Governments have tended to push for lower and lower taxation of business activity following the widespread acceptance of supply-side theories, which claim that there is a strong disincentive effect of having high tax rates. In the UK for example, the corporation tax rate has been progressively reduced, from 28% in 2010 to 26% in 2011, 23% in 2013, and down to 20% in 2015, with the plan being to reduce it to 18% by 2020. While low business taxes can clearly bring about benefits to a country in terms of encouraging FDI, creating jobs, and promoting economic growth, tax avoidance has become a dominant issue for many given that populations across the developed world have had to face increasing austerity in an attempt to reduce public sector debt. So what not get tough on the multinational tax avoiders?
If we apply some basic game theory to the issue of co-operation vs competition between different tax authorities in different territories, we can see that there is a ‘Prisoner’s Dilemma’.
If country A raises corporation tax, or adopts a more aggressive attitude to dealing with tax avoidance, while country B adopts a ‘soft’ strategy for dealing with tax avoidance, country A does badly and achieves the lowest possible pay-off in terms of collected tax, at a mere £40bn.
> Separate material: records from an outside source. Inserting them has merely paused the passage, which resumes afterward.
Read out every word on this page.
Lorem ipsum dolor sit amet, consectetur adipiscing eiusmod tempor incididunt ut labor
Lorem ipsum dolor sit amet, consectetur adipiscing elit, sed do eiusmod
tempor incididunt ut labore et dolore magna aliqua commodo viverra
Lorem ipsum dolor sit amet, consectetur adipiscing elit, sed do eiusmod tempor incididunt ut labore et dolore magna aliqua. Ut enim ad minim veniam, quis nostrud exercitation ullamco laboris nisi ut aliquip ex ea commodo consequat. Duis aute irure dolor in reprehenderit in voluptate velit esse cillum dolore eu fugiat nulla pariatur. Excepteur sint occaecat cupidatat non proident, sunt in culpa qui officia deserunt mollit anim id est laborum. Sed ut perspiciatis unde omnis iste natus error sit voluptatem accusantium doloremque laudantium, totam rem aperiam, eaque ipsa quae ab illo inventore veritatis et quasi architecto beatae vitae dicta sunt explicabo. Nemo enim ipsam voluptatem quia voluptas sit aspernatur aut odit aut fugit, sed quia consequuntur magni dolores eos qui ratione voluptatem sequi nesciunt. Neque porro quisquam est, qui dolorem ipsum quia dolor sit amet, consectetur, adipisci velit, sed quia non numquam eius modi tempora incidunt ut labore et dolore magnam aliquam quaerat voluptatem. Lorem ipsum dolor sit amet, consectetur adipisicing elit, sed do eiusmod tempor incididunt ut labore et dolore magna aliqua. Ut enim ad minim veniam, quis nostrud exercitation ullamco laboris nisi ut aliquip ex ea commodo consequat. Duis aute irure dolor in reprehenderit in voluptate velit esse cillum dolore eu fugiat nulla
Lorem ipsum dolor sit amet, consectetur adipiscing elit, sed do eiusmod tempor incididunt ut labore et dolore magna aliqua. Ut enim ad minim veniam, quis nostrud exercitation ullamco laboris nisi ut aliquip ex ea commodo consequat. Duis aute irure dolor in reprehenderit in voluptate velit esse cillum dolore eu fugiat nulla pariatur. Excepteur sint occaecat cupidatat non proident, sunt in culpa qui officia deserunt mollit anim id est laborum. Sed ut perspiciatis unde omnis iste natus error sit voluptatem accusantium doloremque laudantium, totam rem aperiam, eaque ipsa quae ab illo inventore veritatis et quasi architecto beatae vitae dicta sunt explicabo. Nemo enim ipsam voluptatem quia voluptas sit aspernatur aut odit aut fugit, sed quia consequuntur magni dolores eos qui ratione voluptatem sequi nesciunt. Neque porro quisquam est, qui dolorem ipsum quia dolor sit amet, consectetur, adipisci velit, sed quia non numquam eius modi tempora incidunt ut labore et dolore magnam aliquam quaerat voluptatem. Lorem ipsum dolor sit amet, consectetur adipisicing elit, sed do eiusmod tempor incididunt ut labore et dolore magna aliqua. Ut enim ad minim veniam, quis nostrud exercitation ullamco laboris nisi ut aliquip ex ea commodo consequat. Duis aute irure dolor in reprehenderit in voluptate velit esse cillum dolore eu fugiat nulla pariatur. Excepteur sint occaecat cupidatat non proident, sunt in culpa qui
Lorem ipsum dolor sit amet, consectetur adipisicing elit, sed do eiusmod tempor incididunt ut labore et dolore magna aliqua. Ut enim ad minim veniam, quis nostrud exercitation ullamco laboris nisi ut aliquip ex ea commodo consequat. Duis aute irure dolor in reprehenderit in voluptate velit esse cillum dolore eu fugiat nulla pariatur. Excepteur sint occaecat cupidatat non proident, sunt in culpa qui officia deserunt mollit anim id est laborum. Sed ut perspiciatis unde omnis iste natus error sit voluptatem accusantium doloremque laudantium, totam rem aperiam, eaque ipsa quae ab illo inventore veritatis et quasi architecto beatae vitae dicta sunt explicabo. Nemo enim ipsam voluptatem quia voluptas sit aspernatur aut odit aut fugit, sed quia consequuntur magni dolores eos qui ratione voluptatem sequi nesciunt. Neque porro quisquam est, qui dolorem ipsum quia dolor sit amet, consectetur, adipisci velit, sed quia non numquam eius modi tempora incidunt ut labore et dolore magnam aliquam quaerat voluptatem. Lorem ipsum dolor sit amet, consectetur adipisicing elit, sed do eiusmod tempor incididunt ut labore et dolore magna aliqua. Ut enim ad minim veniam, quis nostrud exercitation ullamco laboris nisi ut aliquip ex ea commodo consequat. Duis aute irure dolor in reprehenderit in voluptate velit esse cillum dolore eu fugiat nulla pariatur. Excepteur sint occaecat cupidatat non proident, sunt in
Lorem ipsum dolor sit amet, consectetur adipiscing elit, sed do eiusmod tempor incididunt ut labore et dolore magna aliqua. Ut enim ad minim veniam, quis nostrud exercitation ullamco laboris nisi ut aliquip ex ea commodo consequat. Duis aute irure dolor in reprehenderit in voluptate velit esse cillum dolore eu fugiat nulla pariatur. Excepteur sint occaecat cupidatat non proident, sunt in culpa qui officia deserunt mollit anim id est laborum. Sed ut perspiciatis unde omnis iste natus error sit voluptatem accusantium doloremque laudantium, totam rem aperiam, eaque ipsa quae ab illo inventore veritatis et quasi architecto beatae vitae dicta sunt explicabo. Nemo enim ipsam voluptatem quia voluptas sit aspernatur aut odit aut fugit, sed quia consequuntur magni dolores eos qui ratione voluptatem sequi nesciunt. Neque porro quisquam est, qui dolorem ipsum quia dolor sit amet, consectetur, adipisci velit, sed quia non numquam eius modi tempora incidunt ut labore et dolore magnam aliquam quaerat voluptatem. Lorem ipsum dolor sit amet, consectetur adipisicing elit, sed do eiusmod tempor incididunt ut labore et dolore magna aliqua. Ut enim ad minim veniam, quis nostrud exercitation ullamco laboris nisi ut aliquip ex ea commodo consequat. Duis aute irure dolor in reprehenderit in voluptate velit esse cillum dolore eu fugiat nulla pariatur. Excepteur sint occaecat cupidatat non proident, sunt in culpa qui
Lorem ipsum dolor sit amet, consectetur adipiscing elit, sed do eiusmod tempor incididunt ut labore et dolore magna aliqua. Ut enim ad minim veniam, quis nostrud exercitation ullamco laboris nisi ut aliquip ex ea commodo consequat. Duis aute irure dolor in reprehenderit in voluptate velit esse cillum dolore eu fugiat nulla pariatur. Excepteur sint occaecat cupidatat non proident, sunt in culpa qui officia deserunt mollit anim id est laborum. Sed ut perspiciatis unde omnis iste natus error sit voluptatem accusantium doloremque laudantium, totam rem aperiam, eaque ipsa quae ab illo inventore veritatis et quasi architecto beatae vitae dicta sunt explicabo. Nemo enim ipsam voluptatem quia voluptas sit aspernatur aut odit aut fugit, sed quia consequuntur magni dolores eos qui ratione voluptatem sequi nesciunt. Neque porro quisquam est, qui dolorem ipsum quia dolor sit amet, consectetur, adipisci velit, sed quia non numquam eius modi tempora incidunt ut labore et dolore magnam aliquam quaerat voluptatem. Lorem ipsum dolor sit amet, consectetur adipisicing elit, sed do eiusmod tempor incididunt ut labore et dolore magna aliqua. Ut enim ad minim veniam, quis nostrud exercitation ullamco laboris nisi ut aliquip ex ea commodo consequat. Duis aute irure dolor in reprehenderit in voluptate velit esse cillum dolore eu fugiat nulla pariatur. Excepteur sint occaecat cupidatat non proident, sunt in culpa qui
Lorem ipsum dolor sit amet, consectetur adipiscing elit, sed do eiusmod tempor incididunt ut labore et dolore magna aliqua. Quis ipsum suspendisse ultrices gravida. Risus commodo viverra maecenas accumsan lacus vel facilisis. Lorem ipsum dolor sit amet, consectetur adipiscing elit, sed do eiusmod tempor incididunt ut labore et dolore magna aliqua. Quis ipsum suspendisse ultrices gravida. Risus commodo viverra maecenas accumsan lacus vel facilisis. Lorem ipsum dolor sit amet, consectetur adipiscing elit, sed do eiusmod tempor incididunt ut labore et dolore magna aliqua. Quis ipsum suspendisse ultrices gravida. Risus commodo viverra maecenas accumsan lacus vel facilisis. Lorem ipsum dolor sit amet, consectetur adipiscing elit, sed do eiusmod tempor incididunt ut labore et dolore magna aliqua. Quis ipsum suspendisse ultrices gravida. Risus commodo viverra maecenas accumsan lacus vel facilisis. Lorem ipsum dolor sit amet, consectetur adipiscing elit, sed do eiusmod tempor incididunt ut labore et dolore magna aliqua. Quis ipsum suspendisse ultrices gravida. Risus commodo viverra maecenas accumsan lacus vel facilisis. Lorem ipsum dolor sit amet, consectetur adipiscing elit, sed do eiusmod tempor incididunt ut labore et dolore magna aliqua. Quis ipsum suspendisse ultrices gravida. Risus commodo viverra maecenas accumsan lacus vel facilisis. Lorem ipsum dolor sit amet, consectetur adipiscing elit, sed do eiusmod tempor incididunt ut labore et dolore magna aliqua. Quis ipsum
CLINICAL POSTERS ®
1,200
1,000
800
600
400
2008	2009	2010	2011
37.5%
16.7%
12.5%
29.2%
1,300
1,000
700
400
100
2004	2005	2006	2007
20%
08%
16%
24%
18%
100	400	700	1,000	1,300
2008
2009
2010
So A is forced to adopt a soft strategy when it believes that other countries are adopting a soft strategy. However, this softly-softly approach generates combined tax revenues of only £120bn. So although adopting a more aggressive approach could lead to joint tax revenues of £200bn, unless there is co-operation, the only solution is to adopt a soft strategy.
While tax authorities around the world have a relatively weak hand, the power of the large multinationals has, some would say, effectively put them beyond the control of national governments and tax authorities – hence the requirement for tax authorities and governments to negotiate, rather than enforce existing rules or tighten them up.
Some see this as evidence that the UK cannot go-it-alone when dealing with multinationals, and that if it wants to gain its ‘fair share’ of tax from them then cooperation with other countries is essential, and that co-operation is at the global level.
So it would seem that collective and co-operative strategies are really the only way forward. This includes the joint OECD and G20 ‘Base Erosion and Profits Shifting’ (BEPS) initiative. This involves tackling some of the tax avoidance schemes that have evolved, including Treaty Shopping and hybrid financial instruments.